I was listening to a feminist podcast on the subject unrelated to labor and sexual exploitation when, during the brief rundown of news at the beginning of the program, I learned that migrant Romanian women working in agriculture in Sicily were being horribly sexually exploited by their employers. Now, sexual exploitation of women within capitalism is not news to me, but this particularly situation struck me as outside the general narrative of the global North exploiting the global South. It also raised issues regarding legalized prostitution Europe, so I feel it is a situation worth highlighting.
Sicilian police believe there are about 7,500 women, the majority of whom are Romanian, living in slave conditions on farms across Sicily, but particularly in the region of Ragusa. According to the Proxyma Association, an Italian migrant rights organization, an estimated half of all Romanian women are regurlaly raped by their employers. If they try to resist against the assaults or go to the police, they could lose their jobs and even their families. Romanian husbands are sometimes complicit in these rapes by telling their wives they have no choice but to submit to their employers, and beating them if they don’t.
For Romanian women, they are trapped in two patriarchal cultures, their own Romanian culture and then Sicilian culture, a situation exacerbated by economic realities in Europe. The first economic reality is the plight of most ex-Soviet satellites in that Romania’s economy never recovered from the fall of Communism. The poverty in Romania pushes women to take and remain in abusive migrant positions as there are no other options available. The slave wages they make on Sicilian farms are more than what they can make in Romania. The second economic reality is the dynamics of the EU market economy. In order to compete with other Europeans markets, the Italian agriculture sector specifically uses migrant labor to exploit employees while making huge profits. It has worked. In recent years Italian agricultural exports have become worth about $474,000,000 in US dollars.
Romanian women are not unique in being exploited by capitalism, but it does break stereotypes in that migrants are often thought of as originating in the global South. In fact, Romanian migrants didn’t become common in Italy until about a decade ago after Italy cracked down on undocumented, illegal migrant labor, mainly from non-European countries. Italian farmers made up the loss of undocumented workers by turning to poverty-stricken EU countries such as Romania. The bounties of expoiter and the exploited were simply redrawn.

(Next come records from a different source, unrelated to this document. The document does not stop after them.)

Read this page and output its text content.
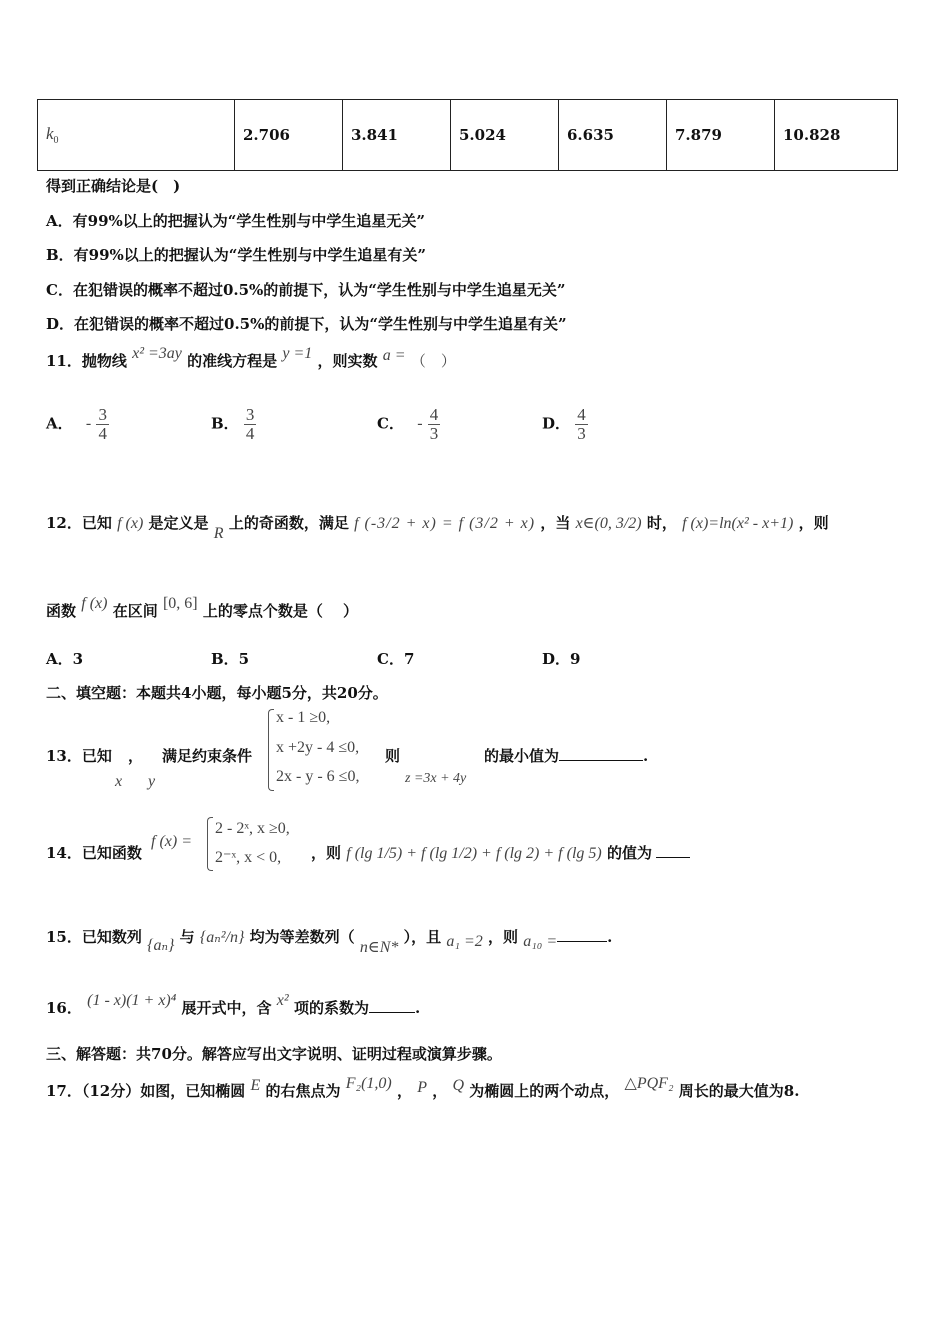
$k_0$	2.706	3.841	5.024	6.635	7.879	10.828
得到正确结论是(　)
A．有99%以上的把握认为“学生性别与中学生追星无关”
B．有99%以上的把握认为“学生性别与中学生追星有关”
C．在犯错误的概率不超过0.5%的前提下，认为“学生性别与中学生追星无关”
D．在犯错误的概率不超过0.5%的前提下，认为“学生性别与中学生追星有关”
11．抛物线 x² =3ay 的准线方程是 y =1 ，则实数 a = （　）
A． - $\frac{3}{4}$	B． $\frac{3}{4}$	C． - $\frac{4}{3}$	D． $\frac{4}{3}$
12．已知 f (x) 是定义是 R 上的奇函数，满足 f (-3/2 + x) = f (3/2 + x) ，当 x∈(0, 3/2) 时， f (x)=ln(x² - x+1) ，则
函数 f (x) 在区间 [0, 6] 上的零点个数是（　 ）
A．3	B．5	C．7	D．9
二、填空题：本题共4小题，每小题5分，共20分。
13．已知 ， 满足约束条件
x y
x - 1 ≥0,
x +2y - 4 ≤0,
2x - y - 6 ≤0,
则
z =3x + 4y
的最小值为	.
14．已知函数
f (x) =
2 - 2ˣ, x ≥0,
2⁻ˣ, x < 0, ，则 f (lg 1/5) + f (lg 1/2) + f (lg 2) + f (lg 5) 的值为
15．已知数列 {aₙ} 与 {aₙ²/n} 均为等差数列（ n∈N* ），且 a₁ =2 ，则 a₁₀ =	.
16． (1 - x)(1 + x)⁴ 展开式中，含 x² 项的系数为	.
三、解答题：共70分。解答应写出文字说明、证明过程或演算步骤。
17．（12分）如图，已知椭圆 E 的右焦点为 F₂(1,0) ， P ， Q 为椭圆上的两个动点， △PQF₂ 周长的最大值为8.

This speaks to a larger world issue in that cracking down on illegal immigrantion, specifically from developing nations of the global South, won’t prevent poverty – contrary to popular belief. This belief is especially prevelant in the US where mainly white people believe that deporting illegal immigrants, generally seen as Mexican, will bring back jobs and a middle-class lifestyle.
It won’t. Cracking down on illegal immigration won’t change the fundamental system of capitalism which thrives on the exploitation of workers – particularly women. Mexican workers can just be replaced by the poor from other regions of the world, as exemplified by the plight of Romanian women. Although there are male migrant workers being abused, sexual abuse is particularly effective in that it introduces patriarchal shame and a new level of violence to control the worker. This is very similar to the exploitation of female workers in China, Mexico, and around the world.
Capitalism needs patriarchy to survive, and patriarchy uses capitalism to remain a dominant social structure. It is a symbiotic relationship that is particularly destructive upon the lives of women.
Migrant farm work is not the only intersection of capitalism and patriarchy exploiting Romanian women. A large proportion of prostitutes in the legal prostitution markets of Germany and the Netherlands are Romanian women. According to Caritas and it’s anti-trafficking network COATNET, due to continuing economic struggles Romanian women are common targets of sex traffickers. Caritas actually goes into schools and teaches prevention to teenage girls to protect them from sexual predators. And according to Adrian Petrescu of Romania’s National Agency Against Trafficking in Persons, “Legal prostitution in other countries creates the opportunity for crime everywhere.”
Knowing that many women exploited in legalized prostitution in Germany and Netherlands are Romanian makes it pretty easy to come to the conclusion that legalizing prostitution does not prevent sex trafficking. Italy’s legal prostitution market is also a destination for trafficked Romanian women, as many prostitutes in and around Rome are Romanian. All legalizing prostitution does is create new free markets, and these markets trade in human lives.
Romania and Italy are working together to try and prevent Romanian women from being exploited, utilizing organizations such as Caritas, Italian unions, and Coldiretti (an Italian farming organization). But will it be enough to prevent not just Romanian women from being exploited but to prevent OTHER ethnicities from exploited? The problem isn’t just Romania and Italy. The problem is the global capitalist system at large. And once Romanian women are empowered, the system will just look for new populations to exploit. Particularly as prostitution remains legal and demand remains strong.